Local Haredi Jewish families told her that flexible hours at clinics and walk-in appointments also removed a barrier.
Still, it is often only after a significant outbreak that the issue of vaccination takes on greater urgency. Nicole Miles, the lead nurse for Vaccination UK, a group commissioned by Britain’s National Health Service to deliver childhood vaccines and who ran the Wolverhampton clinic, said that an accessible, sensitive and tailored approach was important.
“What people don’t realize is how sick it makes you,” Ms. Miles said of the measles virus. “There is this idea that, ‘Well it’s just measles,’ because we haven’t seen cases of measles for years like we are now. So people don’t realize how dangerous it can be, since it just hasn’t been here.”

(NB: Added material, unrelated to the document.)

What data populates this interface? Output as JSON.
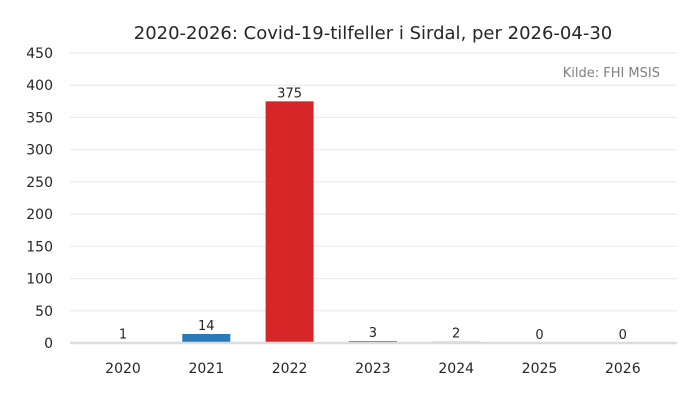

Ms. Miles, 34, and two other nurses who were working to distribute the vaccines discussed how vaccine hesitancy among their patients was actually quite rare.
“There are always going to be cohorts of people who don’t want to be vaccinated,” Ms. Miles said. “And essentially, there’s nothing we can do about that, is there? But we need to vaccinate the people who do want to be vaccinated and who have been missed along the line somehow.”
At the Wolverhampton clinic, many of the families coming in said that they were not opposed but had not gotten vaccinations for one reason or another. Like Mr. Nnago, many had heard about the vaccination push through schools.
The Okusanya family, originally from Nigeria, has been living in Wolverhampton for two years. Oluwafunmilayo Okusanya, 42, said none of her three children had received the M.M.R. vaccine in their home country, so when she heard of the measles outbreak locally, she knew it was important to bring them in.
“When the opportunity came, I felt it was a good thing for them to have it,” she said. “It’s made it very convenient. Although some might not see the need to come around for it, we just need to protect the kids.”